18. The apparatus according to claim 17, further comprising:

an inner shield; and

a clip inserted through a hole in said inner shield and a hole formed on said support member to secure said inner shield to said support member.

19. The apparatus according to claim 18, with said support member having rising edges of each one of said plurality of layers connecting with said shadow mask.

20. The apparatus according to claim 19, with said support member having an L-shaped cross section and a vertical part connected to said shadow mask and a horizontal part bent and axially extending from said vertical part.

21. The apparatus according to claim 20, with said plurality of layers of said support members being a flat laminate structure comprising of a metallic material.
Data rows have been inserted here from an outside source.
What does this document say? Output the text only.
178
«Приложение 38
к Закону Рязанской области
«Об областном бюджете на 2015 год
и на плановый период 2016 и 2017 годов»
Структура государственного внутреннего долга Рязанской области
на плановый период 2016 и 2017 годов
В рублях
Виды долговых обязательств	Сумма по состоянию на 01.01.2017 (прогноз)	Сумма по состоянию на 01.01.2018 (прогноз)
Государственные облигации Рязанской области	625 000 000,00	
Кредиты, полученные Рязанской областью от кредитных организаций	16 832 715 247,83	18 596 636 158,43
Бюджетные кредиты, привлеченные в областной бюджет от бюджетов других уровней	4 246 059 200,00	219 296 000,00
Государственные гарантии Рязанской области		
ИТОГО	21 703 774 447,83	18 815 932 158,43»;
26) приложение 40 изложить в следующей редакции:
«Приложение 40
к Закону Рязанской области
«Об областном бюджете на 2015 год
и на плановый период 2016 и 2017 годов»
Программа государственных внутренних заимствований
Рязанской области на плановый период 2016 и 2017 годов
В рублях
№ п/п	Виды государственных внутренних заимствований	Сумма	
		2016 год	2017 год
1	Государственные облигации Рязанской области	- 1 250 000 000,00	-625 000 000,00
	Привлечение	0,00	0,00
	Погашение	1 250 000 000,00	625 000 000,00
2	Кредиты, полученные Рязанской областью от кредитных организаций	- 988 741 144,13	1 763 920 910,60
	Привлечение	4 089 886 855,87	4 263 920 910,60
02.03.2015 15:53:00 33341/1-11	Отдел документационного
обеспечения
22. A method, comprising the steps of:

forming support members having a plurality of layers and rising edges, said support members continuously connected to form a frame supporting a shadow mask of flat cathode-ray tube, with one plane of said shadow mask being connected to rising edges of a plane of said plurality of layers of said support member;

coupling said shadow mask to said rising edges of said support member; and

coupling an inner shield to said support members.

23. The method according to claim 22, with said step of forming said support members, further comprising of said support member having an L-shaped cross section and having a vertical part connected to said shadow mask and a horizontal part bent and axially extending from said vertical part.

24. The method according to claim 23, with said step of coupling said inner shield, comprising of inserting a clip through said inner shield and a hole formed on said horizontal part to connect said inner shield to said horizontal part of said support member.

25. The method according to claim 23, with the one plane of said shadow mask being connected to said rising edges of a plane of said plurality of layers of said support member by welding.

26. The method according to claim 25, with the respective layers of said support member being made of materials having the same coefficient of thermal expansion.

27. The method according to claim 26, with said step of forming said support members further comprising of partially cutting the corners of one of said support members accommodating mobility of one of said support members.